【学会誌】表面技術2024年10月号
こんにちは。
表面技術2024年10月号の記事の内容をメモっておこうと思います。
小特集
放射光コヒーレントX線による先端ナノイメージング技術-腐食防食研究応用への期待-
著者:東北大学 高山 祐貴
内容:加速器から得られる放射光を用いたコヒーレント回折イメージング(Coherent diffraction imaging; CDI)および走査型CDIであるタイコグラフィに関する解説と、それらを腐食・防食研究に適用した事例に関して紹介。染色や断面加工など無しでナノスケールの観察が可能。装置を工夫すればその場観察もできる。NanoTerasu利用できるように装置を立ち上げ中。SPring-8-Ⅱでも計画中。
キーワード: #放射光 #加速器 #分析技術 #非破壊検査 #X線回折 #コヒーレント回折イメージング #腐食
機械学習を用いたイメージング放射光解析によるさび分布可視化
著者:㈱神戸製鋼所 小沢 敬祐
内容:放射光を用いた測定結果から錆の成分の分布具合を可視化する技術に関する解析。XRD(XAFS)パターンから錆の成分(γ-FeOOH、α-FeOOH、Fe3O4、等)を同定する部分にニューラルネットワーク等の機械学習を使用。マッピング測定時の各点のスペクトルから、錆成分を同定し、どのように分布しているかをあらわすことができる。XRDとXAFSでは見える領域が異なる。XAFSでは非晶質領域のデータも含むため。
キーワード: #XAFS #加速器 #XRD #マッピング #分析技術 #腐食 #可視化
角度分散硬X線電子分光を用いた鋼材上酸化膜の構造解析
著者:日本製鉄 西原 克浩
内容:溶融Zn-Al-Mgめっき鋼板の腐食の解析に対して放射光による角度分散硬X線電子分光(HAXPES)を適用した内容に関する解説。HAXPESは光電子を用いて元素分析や化学結合状態を分析する手法で、通常は長時間の測定が必要だが、放射光を用いることで1/10の測定時間でデータを取得が可能。検出深さの異なる2種類の励起光を用いることで、腐食性生物の層状構造を分析出来た。
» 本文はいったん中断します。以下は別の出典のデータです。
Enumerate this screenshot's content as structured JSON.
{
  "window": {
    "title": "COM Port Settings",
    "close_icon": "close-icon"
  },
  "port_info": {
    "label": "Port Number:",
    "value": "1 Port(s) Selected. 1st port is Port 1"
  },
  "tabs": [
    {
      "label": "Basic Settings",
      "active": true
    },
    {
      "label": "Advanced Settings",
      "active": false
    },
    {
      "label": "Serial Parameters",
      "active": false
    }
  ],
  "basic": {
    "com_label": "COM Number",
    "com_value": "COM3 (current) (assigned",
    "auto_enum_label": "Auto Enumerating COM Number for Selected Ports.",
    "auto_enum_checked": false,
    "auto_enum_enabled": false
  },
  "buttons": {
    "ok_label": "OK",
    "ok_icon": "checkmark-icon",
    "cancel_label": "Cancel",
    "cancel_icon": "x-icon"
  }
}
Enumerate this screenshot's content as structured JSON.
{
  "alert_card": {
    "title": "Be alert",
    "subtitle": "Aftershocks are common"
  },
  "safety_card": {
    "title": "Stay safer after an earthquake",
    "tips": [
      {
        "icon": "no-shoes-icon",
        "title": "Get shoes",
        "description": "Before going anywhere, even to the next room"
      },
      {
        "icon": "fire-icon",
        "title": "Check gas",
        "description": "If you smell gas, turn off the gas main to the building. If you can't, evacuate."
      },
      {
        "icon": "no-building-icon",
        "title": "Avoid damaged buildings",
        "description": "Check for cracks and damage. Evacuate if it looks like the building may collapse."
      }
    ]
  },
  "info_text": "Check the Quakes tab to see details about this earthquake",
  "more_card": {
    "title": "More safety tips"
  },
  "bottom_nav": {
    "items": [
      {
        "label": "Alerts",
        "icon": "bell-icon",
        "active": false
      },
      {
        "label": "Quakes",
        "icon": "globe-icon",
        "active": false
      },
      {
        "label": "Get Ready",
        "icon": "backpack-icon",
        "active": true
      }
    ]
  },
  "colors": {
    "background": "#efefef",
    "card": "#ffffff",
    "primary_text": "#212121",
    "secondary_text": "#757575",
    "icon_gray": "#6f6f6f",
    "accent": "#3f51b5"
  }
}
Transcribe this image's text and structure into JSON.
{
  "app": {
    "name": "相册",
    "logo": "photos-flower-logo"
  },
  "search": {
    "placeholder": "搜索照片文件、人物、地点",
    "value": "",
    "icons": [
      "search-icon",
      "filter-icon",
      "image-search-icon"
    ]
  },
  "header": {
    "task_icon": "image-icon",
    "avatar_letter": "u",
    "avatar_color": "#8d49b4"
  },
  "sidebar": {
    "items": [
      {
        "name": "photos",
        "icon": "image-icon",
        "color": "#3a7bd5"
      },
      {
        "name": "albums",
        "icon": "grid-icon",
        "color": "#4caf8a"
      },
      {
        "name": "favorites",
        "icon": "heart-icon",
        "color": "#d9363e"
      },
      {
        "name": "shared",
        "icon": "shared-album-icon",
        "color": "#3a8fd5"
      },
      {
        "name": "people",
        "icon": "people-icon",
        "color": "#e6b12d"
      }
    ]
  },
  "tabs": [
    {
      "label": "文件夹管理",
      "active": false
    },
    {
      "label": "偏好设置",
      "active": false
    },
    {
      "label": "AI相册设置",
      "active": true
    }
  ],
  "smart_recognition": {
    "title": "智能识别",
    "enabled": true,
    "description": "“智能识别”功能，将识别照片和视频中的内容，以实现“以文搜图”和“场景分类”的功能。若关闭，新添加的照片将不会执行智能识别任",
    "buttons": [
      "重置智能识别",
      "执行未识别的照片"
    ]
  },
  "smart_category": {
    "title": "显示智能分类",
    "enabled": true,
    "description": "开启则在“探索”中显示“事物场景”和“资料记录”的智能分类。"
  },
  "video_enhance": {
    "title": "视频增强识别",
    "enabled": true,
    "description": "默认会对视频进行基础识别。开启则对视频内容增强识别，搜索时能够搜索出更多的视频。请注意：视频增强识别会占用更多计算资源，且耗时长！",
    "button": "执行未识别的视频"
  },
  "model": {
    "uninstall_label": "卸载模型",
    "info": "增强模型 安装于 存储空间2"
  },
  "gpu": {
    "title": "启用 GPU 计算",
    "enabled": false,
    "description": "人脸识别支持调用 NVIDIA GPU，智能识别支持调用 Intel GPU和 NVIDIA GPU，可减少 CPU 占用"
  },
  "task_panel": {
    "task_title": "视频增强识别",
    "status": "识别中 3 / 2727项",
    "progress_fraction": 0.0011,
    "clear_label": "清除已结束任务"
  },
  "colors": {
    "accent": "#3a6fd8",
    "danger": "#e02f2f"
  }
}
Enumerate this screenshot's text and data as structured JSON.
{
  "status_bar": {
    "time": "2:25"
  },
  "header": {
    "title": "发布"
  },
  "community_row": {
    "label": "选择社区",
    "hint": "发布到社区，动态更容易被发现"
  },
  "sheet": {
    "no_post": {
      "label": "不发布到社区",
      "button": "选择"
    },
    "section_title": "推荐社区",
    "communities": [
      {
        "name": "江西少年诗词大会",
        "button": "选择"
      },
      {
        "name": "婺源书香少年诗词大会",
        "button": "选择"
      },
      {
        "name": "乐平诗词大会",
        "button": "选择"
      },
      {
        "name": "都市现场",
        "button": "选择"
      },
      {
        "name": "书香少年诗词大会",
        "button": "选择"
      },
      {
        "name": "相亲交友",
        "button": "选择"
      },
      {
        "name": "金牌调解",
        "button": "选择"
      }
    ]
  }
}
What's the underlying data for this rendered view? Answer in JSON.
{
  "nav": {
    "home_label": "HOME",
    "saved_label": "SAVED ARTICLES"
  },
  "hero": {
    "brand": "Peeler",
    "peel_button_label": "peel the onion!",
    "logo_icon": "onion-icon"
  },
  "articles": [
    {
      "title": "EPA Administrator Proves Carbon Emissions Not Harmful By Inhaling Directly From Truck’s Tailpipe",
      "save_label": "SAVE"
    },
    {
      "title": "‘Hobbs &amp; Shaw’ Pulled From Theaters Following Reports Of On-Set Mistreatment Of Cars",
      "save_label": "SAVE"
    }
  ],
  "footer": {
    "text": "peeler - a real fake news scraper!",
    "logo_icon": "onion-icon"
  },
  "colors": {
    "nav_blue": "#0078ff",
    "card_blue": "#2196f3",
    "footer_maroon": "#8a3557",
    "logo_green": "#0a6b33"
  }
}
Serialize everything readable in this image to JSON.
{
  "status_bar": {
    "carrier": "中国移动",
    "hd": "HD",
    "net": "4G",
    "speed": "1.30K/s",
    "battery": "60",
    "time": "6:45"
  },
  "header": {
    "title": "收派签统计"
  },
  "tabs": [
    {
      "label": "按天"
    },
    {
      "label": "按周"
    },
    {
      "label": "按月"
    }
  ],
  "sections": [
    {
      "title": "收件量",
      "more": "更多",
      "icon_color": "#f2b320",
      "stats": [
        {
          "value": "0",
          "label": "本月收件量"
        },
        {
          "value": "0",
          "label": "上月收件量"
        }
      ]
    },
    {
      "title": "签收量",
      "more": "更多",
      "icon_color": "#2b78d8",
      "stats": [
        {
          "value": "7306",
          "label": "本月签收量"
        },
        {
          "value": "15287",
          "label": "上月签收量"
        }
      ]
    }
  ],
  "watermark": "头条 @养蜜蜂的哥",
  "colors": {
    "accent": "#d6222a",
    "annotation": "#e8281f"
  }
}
キーワード: #放射光 #HAXPES #腐食 #元素分析 #分析手法 #短時間
高速X線反射率測定による鉄の不働態被膜形成初期過程の計測
著者:東北大学 若林 裕助、他
内容:X線反射率の高速測定技術を用いた鉄の不働態膜の分析事例について解説。高速化のために、高輝度放射光源、低ノイズ読み出し可能なピクセルアレイ検出器、ベイズ推定を組み合わせた。
キーワード: #放射光 #X線反射率 #分析技術 #不働態 #鉄
放射光による高温X線回折法を用いた金属材料の高温酸化挙動のその場観察
著者:北海道大学 林 重成
内容:サンプルを高温にした状態でXRD分析を実施した事例について解説。酸化初期過程を通常のXRDで分析するには、生成される酸化物量が微量なので信号が十分に得られず、in-situ観察には向かない。そこで放射光を用いて観察を実施したとのこと。耐熱合金の酸化被膜の組成推移と応力について解析した結果が掲載されている。
キーワード: #放射光 #XRD #合金 #耐熱 #酸化被膜 #in -situ観察 #分析技術
X線マイクロ/ナノトモグラフィーを用いたアルミニウム合金の応力腐食割れのトランススケール解析
著者: 九州大学 戸田 裕之、他
内容:放射光を使ったトモグラフィーによるアルミニウム合金の応力付着割れの解析に関する解説。Al-Mg合金、Al-Zn-Mg合金が対象。応力腐食割れが起った亀裂周辺の観察・解析と計算科学を組み合わせて、結晶構造や水素脆化の機構などを見える化している。従来提案されていた諸理論を裏付ける結果を得たらしい。
キーワード: #放射光 #トモグラフィー #アルミニウム合金 #応力腐食割れ #第一原理計算 #結晶 #ナノ構造
研究論文
Wear resistance and dynamic oxidation of TixAlyWzN coatings
著者:佐賀大学 長谷川 裕之、他
内容:耐摩耗性を向上するために用いられるTi-Al-N系コーティングに関する研究。Ti-Al-N系コーティングにWを添加することで物性値がどのように変化するかを分析。